Braiding in Nigerian Culture
Nigeria, Africa’s most populous country and one of its most culturally diverse, is home to some of the richest braiding traditions on the continent. The Yoruba people of southwestern Nigeria have developed an extensive vocabulary of braiding styles, each with a specific name and cultural context. Shuku (an upward-braided style that gathers hair at the crown) is one of the oldest Yoruba styles, associated with royalty and elegance. Patewo (“clap your hands”) is a flat-braided style. Ipako elede (named after a pig’s back) features a central row of raised cornrows. Koroba (“basket”) creates a basket-like woven effect. The Yoruba approach to braiding is systematic: styles are named, categorized, and taught with the precision of a craft guild.
The Igbo people of southeastern Nigeria have their own braiding traditions, often incorporating threading techniques that elongate and sculpt the hair into dramatic shapes. The Hausa-Fulani of northern Nigeria blend West African braiding with Saharan and Islamic-influenced aesthetics, producing styles accented with silver ornaments, coins, and amber beads. In the Niger Delta region — home to the Itsekiri, Ijaw, Urhobo, and Isoko peoples — braiding traditions are intertwined with the region’s vibrant ceremonial culture. Elaborate braided hairstyles are essential components of wedding celebrations, chieftaincy installations, and cultural festivals throughout the Delta.
African hair and fashion traditions
African braiding is one thread in the continent’s rich textile and adornment traditions. Continue your exploration with our guides to the George Wrapper (Itsekiri traditional attire), Ankara Fabric, Kente Cloth, and the Coral Beads that complete Itsekiri ceremonial dress.
African braiding is not a relic of the past.
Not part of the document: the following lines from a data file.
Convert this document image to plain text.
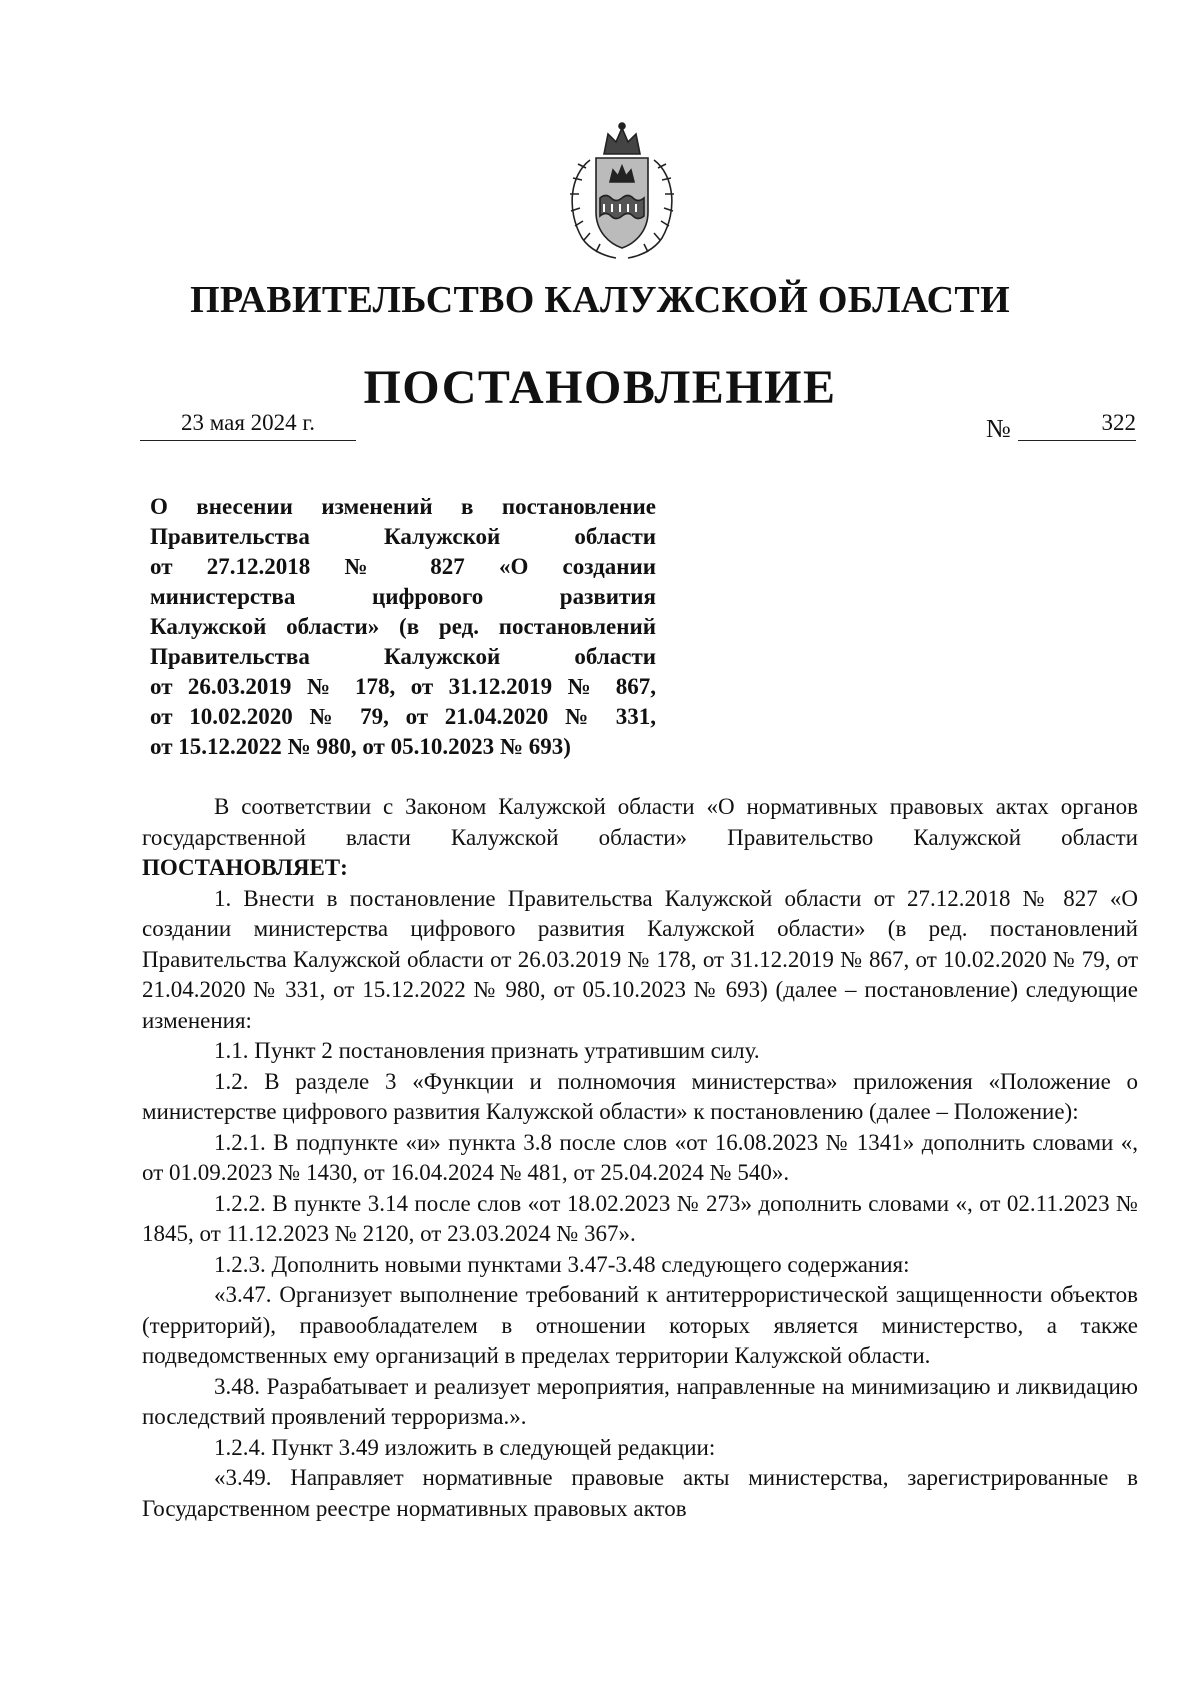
ПРАВИТЕЛЬСТВО КАЛУЖСКОЙ ОБЛАСТИ
ПОСТАНОВЛЕНИЕ
23 мая 2024 г.	№	322
О внесении изменений в постановление
Правительства Калужской области
от 27.12.2018 № 827 «О создании
министерства цифрового развития
Калужской области» (в ред. постановлений
Правительства Калужской области
от 26.03.2019 № 178, от 31.12.2019 № 867,
от 10.02.2020 № 79, от 21.04.2020 № 331,

от 15.12.2022 № 980, от 05.10.2023 № 693)

В соответствии с Законом Калужской области «О нормативных правовых актах органов государственной власти Калужской области» Правительство Калужской области ПОСТАНОВЛЯЕТ:

1. Внести в постановление Правительства Калужской области от 27.12.2018 № 827 «О создании министерства цифрового развития Калужской области» (в ред. постановлений Правительства Калужской области от 26.03.2019 № 178, от 31.12.2019 № 867, от 10.02.2020 № 79, от 21.04.2020 № 331, от 15.12.2022 № 980, от 05.10.2023 № 693) (далее – постановление) следующие изменения:

1.1. Пункт 2 постановления признать утратившим силу.

1.2. В разделе 3 «Функции и полномочия министерства» приложения «Положение о министерстве цифрового развития Калужской области» к постановлению (далее – Положение):

1.2.1. В подпункте «и» пункта 3.8 после слов «от 16.08.2023 № 1341» дополнить словами «, от 01.09.2023 № 1430, от 16.04.2024 № 481, от 25.04.2024 № 540».

1.2.2. В пункте 3.14 после слов «от 18.02.2023 № 273» дополнить словами «, от 02.11.2023 № 1845, от 11.12.2023 № 2120, от 23.03.2024 № 367».

1.2.3. Дополнить новыми пунктами 3.47-3.48 следующего содержания:

«3.47. Организует выполнение требований к антитеррористической защищенности объектов (территорий), правообладателем в отношении которых является министерство, а также подведомственных ему организаций в пределах территории Калужской области.

3.48. Разрабатывает и реализует мероприятия, направленные на минимизацию и ликвидацию последствий проявлений терроризма.».

1.2.4. Пункт 3.49 изложить в следующей редакции:

«3.49. Направляет нормативные правовые акты министерства, зарегистрированные в Государственном реестре нормативных правовых актов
It is a living, breathing tradition that connects a five-thousand-year history to the Instagram feed in your pocket. Every time a mother braids her daughter’s hair in a Brooklyn apartment, every time a braider in Lagos creates a style that goes viral, every time a student in London walks into school wearing cornrows, the tradition continues. The hands that braid today are connected to the hands that braided in the Nok civilization, in the courts of ancient Egypt, in the villages of precolonial West Africa, and in the slave quarters where African women refused to let their culture die. Braiding is not just a hairstyle. It is resistance. It is memory. It is art. It is African.